After nearly getting bounced in the first round by New Mexico State, Auburn clobbered basketball giants Kansas and North Carolina before edging Kentucky in overtime. Bruce Pearl has a veteran team that KenPom has rated as the sixth-most efficient offense. Bryce Brown (16 ppg) and Bryce Brown (15.4) are consistent offensive threats and combined for 50 of the team’s 77 points against the Wildcats in the Elite Eight, compensating well in the absence of injured star Chuma Okeke.

Last fall, the Tigers had the college football’s No. 14 scoring defense, which limited teams to 19.2 ppg, surrendered only nine rushing touchdowns all year and allowed opponents to convert on third down just under 35% of the time. But a porous offensive line scuttled Gus Malzahn's schemes and kept the Tigers' SEC hopes from ever getting off the ground. Auburn went 8-5 with losses to LSU, Mississippi State, Tennessee, Georgia and Alabama. But, Auburn finished the year by crushing Purdue in the Music City Bowl.

Wisconsin 2014-15

This was the hard-nosed Badgers team that knocked off undefeated Kentucky in the Final Four. Wisconsin would go onto lose to Duke in the national title game, but finished the season with an adjusted offensive efficiency rating of 129.0, per KenPom, which was the highest of any team ever. Bo Ryan’s swing offense was led by Naismith Player of the Year Frank Kaminsky, who led the Badgers in points, rebounds, assists, blocks and steals. He was the ninth overall pick in the ensuing NBA draft.

That fall, Wisconsin football went 11-3. And despite having an offense anchored by running back Melvin Gordon, the Badgers were defined by a top-five defense that limited opponents to 294.1 yards per game on 4.9 yards per play.

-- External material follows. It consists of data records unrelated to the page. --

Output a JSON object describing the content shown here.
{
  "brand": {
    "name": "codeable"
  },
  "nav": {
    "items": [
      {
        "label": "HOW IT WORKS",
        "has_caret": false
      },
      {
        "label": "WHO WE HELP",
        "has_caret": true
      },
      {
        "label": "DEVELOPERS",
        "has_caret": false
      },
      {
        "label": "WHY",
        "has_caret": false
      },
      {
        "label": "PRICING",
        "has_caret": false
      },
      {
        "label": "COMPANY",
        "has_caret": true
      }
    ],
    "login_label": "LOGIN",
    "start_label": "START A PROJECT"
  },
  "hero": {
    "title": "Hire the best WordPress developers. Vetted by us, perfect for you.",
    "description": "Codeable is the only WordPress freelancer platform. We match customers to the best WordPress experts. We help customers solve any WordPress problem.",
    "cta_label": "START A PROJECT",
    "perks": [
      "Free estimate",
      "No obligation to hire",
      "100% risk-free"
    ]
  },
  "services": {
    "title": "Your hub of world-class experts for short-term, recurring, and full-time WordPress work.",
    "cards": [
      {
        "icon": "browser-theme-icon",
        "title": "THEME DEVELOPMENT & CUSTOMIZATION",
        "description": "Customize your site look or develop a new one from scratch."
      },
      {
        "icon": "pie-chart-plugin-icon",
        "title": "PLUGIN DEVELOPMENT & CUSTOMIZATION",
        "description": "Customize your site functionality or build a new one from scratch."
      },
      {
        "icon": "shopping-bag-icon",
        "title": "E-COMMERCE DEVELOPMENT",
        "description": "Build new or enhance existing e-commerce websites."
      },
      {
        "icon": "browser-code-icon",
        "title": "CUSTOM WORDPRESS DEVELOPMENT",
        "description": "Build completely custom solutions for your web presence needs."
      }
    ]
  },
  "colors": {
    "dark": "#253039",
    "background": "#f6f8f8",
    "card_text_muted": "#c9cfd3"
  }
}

Wisconsin was blown out by Ohio State 59–0 in the Big Ten championship game, but beat Auburn in overtime in the Outback Bowl.

North Carolina 2008-09

The 2009 Tar Heels beat Michigan State to win the program’s fifth national title with KenPom’s No. 1 rated offense. Led by Tyler Hansbrough, who came back for his senior year, Wayne Ellington, Ty Lawson and Danny Green, North Carolina scored 89.8 points per game. UNC was exceptionally dominant in the NCAA tournament, winning six games by an average of 20.1 points.

Meanwhile, North Carolina football, then coached by Butch Davis, went 8-5 (4-4 in the ACC) and lost to West Virginia in the Meineke Car Care Bowl. But it did have the nation’s No. 13 scoring defense, which sent players like Quinton Coples, Da'Norris Searcy and Robert Quinn to the NFL.